1. Apr 18, 2017

Catchingupquickly

1. The problem statement, all variables and given/known data
A pilot is attempting to deliver emergency food and first-aid supplies to an isolated northern community that has suffered severe flooding. The plane has a horizontal velocity of 1.4 10^2 km/h as it flies at an altitude of 1.80 m x 10^2. The community is situated on a dry patch of land that is about 72m x 72m.

a) If the supplies are released just as the plane flies directly overhead, will they touch down on land or in the water? Justify your response with calculations that show exactly where the package will land.

b) When should the supplies be released so that they touch down very close to the centre of the dry patch of land? Answer in terms of distance from the target, not time.

2. Relevant equations
$\Delta \vec d_v = \frac 1 2 \vec a \Delta t^2$

$\Delta \vec d_h = \vec v_h \Delta t$

3. The attempt at a solution

Plane is flying at 1.4 x 10^2 km/h = 140 km/h or 38.8 m/s (140km/h x 1000m /3600s)

Altitude is 1.8 x 10^2 meters = 180 meters.
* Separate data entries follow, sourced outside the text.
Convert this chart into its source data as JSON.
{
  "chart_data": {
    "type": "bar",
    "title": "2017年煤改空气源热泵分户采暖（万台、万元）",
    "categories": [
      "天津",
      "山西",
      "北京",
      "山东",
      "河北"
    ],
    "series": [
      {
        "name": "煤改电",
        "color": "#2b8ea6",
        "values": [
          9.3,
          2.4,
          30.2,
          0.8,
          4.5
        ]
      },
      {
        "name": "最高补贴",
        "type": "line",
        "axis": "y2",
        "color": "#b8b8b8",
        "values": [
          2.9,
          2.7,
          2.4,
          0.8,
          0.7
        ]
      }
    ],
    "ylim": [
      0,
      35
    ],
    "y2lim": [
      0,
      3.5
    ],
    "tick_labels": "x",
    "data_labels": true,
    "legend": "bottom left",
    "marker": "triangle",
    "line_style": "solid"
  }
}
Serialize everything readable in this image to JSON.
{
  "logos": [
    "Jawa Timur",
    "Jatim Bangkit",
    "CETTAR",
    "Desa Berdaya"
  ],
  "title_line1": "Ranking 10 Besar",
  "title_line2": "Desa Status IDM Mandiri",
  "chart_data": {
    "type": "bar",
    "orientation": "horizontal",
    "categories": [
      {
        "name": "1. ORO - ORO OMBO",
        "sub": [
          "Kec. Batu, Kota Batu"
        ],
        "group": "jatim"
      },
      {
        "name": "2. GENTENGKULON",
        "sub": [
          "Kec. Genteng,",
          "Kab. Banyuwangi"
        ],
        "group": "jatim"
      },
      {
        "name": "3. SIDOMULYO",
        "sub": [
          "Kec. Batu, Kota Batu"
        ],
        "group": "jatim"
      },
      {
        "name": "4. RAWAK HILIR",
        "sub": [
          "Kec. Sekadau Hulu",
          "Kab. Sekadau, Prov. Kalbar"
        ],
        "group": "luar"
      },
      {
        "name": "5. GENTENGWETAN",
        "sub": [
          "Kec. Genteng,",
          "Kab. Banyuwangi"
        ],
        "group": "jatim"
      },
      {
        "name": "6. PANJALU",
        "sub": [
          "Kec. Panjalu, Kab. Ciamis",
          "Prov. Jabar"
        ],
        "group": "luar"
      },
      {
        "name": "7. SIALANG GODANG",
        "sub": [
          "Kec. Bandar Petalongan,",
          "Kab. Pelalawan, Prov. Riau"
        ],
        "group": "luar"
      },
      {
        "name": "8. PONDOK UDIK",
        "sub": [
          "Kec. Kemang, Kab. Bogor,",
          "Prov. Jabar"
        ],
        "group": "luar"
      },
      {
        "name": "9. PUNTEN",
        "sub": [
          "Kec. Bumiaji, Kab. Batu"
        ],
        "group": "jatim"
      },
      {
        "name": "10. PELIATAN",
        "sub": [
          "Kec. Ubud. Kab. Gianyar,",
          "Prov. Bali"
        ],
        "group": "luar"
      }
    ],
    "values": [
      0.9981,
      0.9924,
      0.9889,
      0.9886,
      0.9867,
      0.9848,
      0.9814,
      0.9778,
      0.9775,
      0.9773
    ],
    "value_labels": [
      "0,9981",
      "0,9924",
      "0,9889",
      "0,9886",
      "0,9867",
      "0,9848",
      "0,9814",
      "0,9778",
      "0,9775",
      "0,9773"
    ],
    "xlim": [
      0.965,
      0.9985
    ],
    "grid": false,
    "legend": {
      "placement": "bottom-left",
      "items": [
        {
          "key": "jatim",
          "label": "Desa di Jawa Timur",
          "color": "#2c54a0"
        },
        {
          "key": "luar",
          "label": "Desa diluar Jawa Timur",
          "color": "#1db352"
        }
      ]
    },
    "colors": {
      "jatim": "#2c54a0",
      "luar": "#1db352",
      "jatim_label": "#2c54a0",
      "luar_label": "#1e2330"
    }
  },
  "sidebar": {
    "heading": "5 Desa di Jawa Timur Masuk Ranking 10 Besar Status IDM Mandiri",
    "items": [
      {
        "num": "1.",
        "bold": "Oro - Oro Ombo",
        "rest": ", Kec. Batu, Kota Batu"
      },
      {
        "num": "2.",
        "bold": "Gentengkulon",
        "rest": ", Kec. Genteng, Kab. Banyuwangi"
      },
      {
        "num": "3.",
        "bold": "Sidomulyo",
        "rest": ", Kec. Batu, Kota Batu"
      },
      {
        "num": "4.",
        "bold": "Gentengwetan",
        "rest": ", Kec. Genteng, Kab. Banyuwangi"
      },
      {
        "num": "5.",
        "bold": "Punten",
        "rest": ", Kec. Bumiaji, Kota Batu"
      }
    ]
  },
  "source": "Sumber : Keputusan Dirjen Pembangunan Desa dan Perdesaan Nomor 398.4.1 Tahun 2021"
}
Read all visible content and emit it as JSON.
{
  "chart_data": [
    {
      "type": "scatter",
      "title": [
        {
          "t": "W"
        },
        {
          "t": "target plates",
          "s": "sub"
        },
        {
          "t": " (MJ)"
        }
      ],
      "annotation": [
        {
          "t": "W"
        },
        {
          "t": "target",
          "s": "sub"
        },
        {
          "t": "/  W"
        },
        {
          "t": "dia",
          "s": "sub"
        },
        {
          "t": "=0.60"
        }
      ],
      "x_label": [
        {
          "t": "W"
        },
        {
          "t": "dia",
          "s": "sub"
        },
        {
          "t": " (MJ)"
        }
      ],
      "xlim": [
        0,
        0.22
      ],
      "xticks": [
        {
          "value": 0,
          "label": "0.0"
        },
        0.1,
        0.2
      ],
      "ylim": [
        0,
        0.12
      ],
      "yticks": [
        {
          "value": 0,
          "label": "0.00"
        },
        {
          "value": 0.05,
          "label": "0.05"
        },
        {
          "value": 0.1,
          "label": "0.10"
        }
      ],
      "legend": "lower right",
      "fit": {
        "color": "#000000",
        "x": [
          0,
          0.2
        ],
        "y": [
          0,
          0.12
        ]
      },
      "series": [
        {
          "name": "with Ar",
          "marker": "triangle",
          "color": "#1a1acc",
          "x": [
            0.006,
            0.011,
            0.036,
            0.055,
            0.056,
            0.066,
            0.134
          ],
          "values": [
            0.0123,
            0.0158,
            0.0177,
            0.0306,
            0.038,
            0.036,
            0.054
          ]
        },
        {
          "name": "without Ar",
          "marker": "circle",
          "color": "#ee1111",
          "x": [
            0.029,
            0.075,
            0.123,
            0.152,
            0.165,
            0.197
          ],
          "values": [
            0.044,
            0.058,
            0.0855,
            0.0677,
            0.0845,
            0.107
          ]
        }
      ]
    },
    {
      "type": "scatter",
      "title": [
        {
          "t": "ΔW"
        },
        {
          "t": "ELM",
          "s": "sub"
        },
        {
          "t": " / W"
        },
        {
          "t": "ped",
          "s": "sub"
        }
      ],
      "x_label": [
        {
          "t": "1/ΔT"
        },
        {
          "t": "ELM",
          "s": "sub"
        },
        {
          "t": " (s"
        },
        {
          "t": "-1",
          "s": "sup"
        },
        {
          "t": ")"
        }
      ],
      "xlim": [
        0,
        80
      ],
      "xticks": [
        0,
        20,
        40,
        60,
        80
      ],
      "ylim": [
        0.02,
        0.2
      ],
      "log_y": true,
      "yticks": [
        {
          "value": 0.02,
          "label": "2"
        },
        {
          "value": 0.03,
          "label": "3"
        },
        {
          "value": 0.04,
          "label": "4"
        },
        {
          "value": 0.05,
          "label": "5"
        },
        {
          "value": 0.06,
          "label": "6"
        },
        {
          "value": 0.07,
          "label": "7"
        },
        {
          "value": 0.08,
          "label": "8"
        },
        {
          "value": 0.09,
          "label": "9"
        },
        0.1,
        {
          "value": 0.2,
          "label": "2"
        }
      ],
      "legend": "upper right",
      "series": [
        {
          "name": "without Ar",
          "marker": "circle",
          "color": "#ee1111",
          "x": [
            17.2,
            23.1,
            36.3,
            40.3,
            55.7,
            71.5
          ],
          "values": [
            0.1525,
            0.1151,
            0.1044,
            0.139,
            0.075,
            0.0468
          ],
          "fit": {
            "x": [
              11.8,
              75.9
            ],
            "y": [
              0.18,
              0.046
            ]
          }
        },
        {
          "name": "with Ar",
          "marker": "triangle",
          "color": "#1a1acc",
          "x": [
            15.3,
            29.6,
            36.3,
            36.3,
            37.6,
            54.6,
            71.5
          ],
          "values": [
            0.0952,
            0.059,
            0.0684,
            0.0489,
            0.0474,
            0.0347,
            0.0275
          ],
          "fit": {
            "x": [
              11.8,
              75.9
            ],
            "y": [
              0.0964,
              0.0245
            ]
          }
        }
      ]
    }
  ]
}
How long until it hits the ground

$\Delta \vec d_v = \frac 1 2 \vec a \Delta t^2$

$180m [down] = \frac 1 2 (-9.8 m/s^2 [down]) (\Delta t^2 \\ \Delta t = {\sqrt {\frac {180m} {4.9 m/s^2}}} \\ \Delta t = 6.1 seconds$

Horizontal distance travelled

$\Delta \vec d_h = (38.8m/s [fwd]) (6.1s) \\ ≈ 237 m$

Where's it gonna hit?

72m x 72m = 5184 m

So if released directly overhead that's half-way

5184/2 = 2592 m

So it's going to drift another 237m [forward] therefore it will land at 2592 + 237 = 2829m

b) To release it so it hits dead centre, release at 2592 - 237 or at the 2355th meter.

Critique, feedback, and/or verbal abuse welcomed.

2. Apr 18, 2017

Staff: Mentor

What is this calculation? 72m x 72m would give an area in square meters. The plot of land is a square that is 72 m on each side.

3. Apr 18, 2017

Catchingupquickly

Ah, yes... I see.

Ok, Plan B

Supplies will fall for 237m and need to hit the half way point of 72m area.

72/2 = 36m

237m - 36m = 201m

The plane should release the supplies 201 meters away from the target area to land in the middle.

Or am I still sniffing glue?

4. Apr 18, 2017

Staff: Mentor

That's about right. The "1" is probably unjustified precision; What's the number of significant figures you can claim from your given data?

You should keep a few more decimal places in intermediate values in your calculations, and don't round anything until the end. Otherwise you'll find that rounding and truncation errors will creep into your significant figures when there's more than just one or two calculation steps.

5. Apr 18, 2017

Catchingupquickly

Thank you for the feedback. The textbook uses the first decimal point in its answers. It's been rounding figures at each step in its examples all the way through so far. So I've been mostly following its example.

6. Apr 18, 2017

Staff: Mentor

Hmph. Not a great example for a textbook to set

7. Apr 18, 2017

Catchingupquickly

Yeah, it's been rough for a beginning physics student such as myself so far. Most of the lessons have been straightforward, but some of the examples have been explained poorly and some steps have been skipped for brevity. And it only gives one example and asks 1-2 practice questions with answers before it asks a question for submission that is related but may have a twist. And now this significant figures flap... well, thank you for the very useful advice.